Gemakkelijke groep | De communitymanagers zelf hadden in het begin nog geen eigen communicatieplatform. Ze zochten elkaar op in een LinkedIngroep, maar daar kwam nauwelijks goede interactie op gang en was het verleden moeilijk terug te halen. Dus koos het bestuur voor een nieuw platform, met Verboom als een van de beheerders. “Het is heel gaaf om te zien wat daar allemaal gebeurt”, zegt hij. Het platform helpt bijvoorbeeld om aspirantleden beter te leren kennen, kennis uit te wisselen en te zien wat er allemaal speelt. Verboom managet dus een community van communitymanagers, merk ik op. Heeft dan niet iedereen een mening over hoe hij dat doet? Verboom lacht. “Nee, ik ben nog niet afgezeikt. Maar misschien hoor ik dat zelf dan weer niet.”
Communitymanagers zijn eigenlijk een hele gemakkelijke groep om een community voor op te zetten. Ze zijn online al heel sociaal ingesteld en bezig met kennis delen en openheid creëren over verschillende manieren van werken. “Hmm”, mijmer ik hardop. “Dat is waarschijnlijk anders bij onze vereniging. Veel journalisten zijn geloof ik meer geïnteresseerd in borrels. Vooral onze oudere leden worden vast niet zomaar actief online.”
Online en Offline
Een communitymanager verbindt online en/of offline mensen met elkaar rond een gemeenschappelijk thema met:
Gevoel Communitymanagers zijn veel online bezig, maar offline evenementen maken een community volgens Verboom pas krachtig. “Daar krijg je echt gevoel voor dingen. Het doel van elke online community ligt uiteindelijk ook offline.”
Luisteren Naar je leden moet je vooral luisteren op borrels en in persoonlijke gesprekken. NHG houdt daarnaast jaarlijks een enquête die maar liefst de helft van de beoogde respondenten invult. Dat komt volgens Verboom omdat leden weten dat er iets mee wordt gedaan. “Wees niet teleurgesteld als bij een eerste enquête maar 3% antwoordt. Laat eerst maar eens zien dat je de input serieus neemt.”

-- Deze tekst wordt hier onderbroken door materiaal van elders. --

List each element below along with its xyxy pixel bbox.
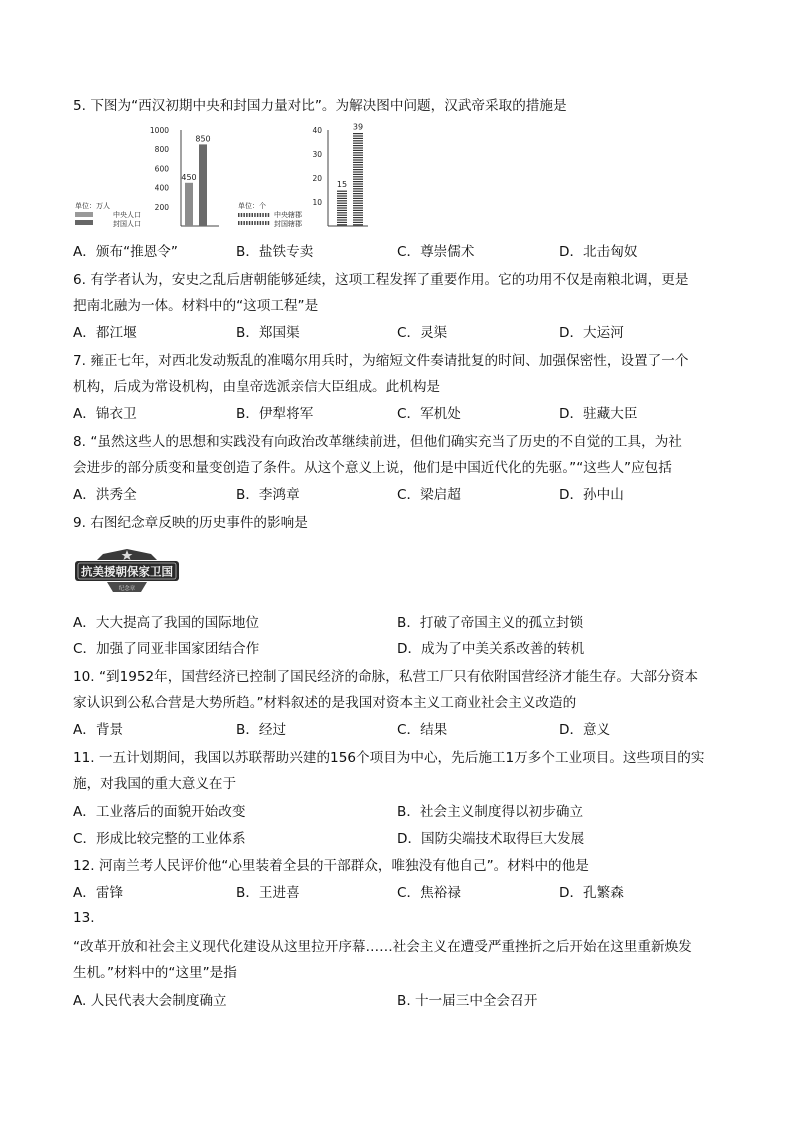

Discussie De grote kracht van online vindt Verboom dat het niet tijd- en plaatsgebonden is. Daardoor kan iedereen zijn zegje doen. “In bestuursvergaderingen snoepen mensen met het hoogste woord de meeste tijd. Online kan iemand die niet met zijn vuist op tafel slaat toch in een uitgebreid betoog iets heel zinnigs zeggen.”